Las tardes de apagón merendábamos con La Abrante en mi casa o en la suya. Fumábamos juntas de su caja de H. Upmann. No mencionamos nada acerca de lo que está ocurriendo, nada de Etecsa, nada del parón universitario, nada de nada. La indignación es tal que cualquier comentario quedaría reducido a queja. Y la queja a veces termina siendo estéril porque alivia, drena la ira y el alivio o su efecto placebo invalidan la acción. Los estudiantes han mostrado su indignación, no su lamento.
En algún punto etimológico, la dignidad se mezcla con el merecimiento. Sobre merecimiento y dignidad va este relato que me ha conmocionado apenas llegar. Resulta que la última Abrante, según me cuenta mami, suele alimentar a unos cuantos ancianos del barrio. No es algo diario, pero sí frecuente.
Hace un mes le tocó a la puerta uno de esos viejitos. Ella, disimulando su asombro, lo hizo pasar amable, claro. Ninguna de esas personas mayores suele visitarla. ¿Y si ahora les da por venir?, pensó mientras se sentía egoísta. Decidió prenderle la tele, aprovechando que había luz, y dijo desde la cocina: Fermín, tienes que probar los frijoles que hice.
Fermín le dijo que sí, le dio las gracias y la tranquilizó aclarándole que venía a despedirse de ella, que tan buena había sido con él en los últimos años.
—¿Para dónde te vas, Fermín, para Artemisa con tu nieto?
—Luego te cuento, Idalmis, pero antes quisiera pedirte un favor: necesito darme un bañito antes del viaje.
Ella le dio una toalla, le puso agua tibia en un cubo en el baño, le dio un jabón nuevo y le dijo que ese era ya su jabón, que se lo llevara, que en el campo no hay nada.
Después de refrescarse, Fermín buscó el sillón. Se meció unos minutos con el arrullo casi agradable del canal educativo. Allí murió, con su último almuerzo, su último baño y cierta dignidad que Idalmis Abrante le había proporcionado en ese país lleno de ancianos que llaman vulnerables y son, hablando en plata, personas abandonadas a su suerte sin suerte.
Los ancianos nos recuerdan la fragilidad de los huesos, de la piel, de las pupilas ahumadas por cataratas umbrosas. Nos recuerdan la decadencia de la memoria, la mente que se apaga y las caderas que se rompen. La senectud es un imperativo de los cuidados.

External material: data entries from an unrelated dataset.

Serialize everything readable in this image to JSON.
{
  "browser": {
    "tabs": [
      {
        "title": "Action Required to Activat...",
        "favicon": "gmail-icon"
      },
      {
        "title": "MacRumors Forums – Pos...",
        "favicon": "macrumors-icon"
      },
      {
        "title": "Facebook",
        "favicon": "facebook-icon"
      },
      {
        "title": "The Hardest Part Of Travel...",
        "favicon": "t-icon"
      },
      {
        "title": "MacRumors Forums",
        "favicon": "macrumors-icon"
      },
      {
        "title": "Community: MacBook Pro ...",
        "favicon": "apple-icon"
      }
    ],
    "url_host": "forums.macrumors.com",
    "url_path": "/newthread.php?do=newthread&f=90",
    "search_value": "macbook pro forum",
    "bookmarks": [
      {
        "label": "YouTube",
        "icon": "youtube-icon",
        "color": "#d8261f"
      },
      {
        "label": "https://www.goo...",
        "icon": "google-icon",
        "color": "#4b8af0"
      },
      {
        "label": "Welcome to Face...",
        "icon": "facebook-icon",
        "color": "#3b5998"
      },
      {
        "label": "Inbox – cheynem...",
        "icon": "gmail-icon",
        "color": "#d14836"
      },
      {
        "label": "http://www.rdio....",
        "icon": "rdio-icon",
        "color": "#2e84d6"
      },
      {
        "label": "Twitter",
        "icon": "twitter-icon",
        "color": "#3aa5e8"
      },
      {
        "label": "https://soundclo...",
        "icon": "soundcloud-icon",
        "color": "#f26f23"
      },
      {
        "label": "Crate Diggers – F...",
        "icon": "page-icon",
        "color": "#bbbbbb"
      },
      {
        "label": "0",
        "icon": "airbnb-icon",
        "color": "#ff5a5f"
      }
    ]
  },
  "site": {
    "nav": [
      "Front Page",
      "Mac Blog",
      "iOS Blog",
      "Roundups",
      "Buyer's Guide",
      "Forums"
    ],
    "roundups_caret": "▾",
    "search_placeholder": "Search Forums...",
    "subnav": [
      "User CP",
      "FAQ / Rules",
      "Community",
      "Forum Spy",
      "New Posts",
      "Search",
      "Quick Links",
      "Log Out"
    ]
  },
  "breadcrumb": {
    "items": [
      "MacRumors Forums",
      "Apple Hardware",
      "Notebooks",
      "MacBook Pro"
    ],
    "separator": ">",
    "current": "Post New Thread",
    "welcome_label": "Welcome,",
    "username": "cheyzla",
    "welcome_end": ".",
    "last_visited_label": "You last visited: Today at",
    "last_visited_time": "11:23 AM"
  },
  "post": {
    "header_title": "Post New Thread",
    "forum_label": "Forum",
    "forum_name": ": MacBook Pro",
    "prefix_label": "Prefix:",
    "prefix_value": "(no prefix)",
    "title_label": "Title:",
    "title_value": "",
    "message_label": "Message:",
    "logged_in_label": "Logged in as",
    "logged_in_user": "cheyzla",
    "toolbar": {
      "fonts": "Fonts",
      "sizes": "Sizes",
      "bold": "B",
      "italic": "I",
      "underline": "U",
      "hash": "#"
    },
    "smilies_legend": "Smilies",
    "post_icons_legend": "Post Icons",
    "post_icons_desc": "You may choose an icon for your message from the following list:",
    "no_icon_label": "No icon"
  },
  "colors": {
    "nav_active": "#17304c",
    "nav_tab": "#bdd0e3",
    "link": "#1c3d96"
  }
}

La Cuba de hoy es de una fragilidad radical toda ella: sus huesos, su piel, sus pupilas ahumadas: no hay suficiente agua potable, no hay luz eléctrica, no hay comida, no hay dinero en efectivo circulando, no hay, no hay, no hay…
Se trata de un pueblo que está agotado, ya no de escuchar falsas promesas, sino falsas excusas a la pésima gestión económica y social. Más calcinante que el sol ardiente de la isla, resultan las muchas puestas en escena de los mandatarios ofreciendo explicaciones absurdas, subestimando a la audiencia, incluso a veces, como auxiliares pedagógicas sin vocación, culpando a la ciudadanía, regañándola. Haciendo de todo menos esclarecer a dónde va el dinero que circula. ¿A dónde? Algo que está quemando esta nación más que el sol es la grotesca impunidad con que se ataca la dignidad de su gente.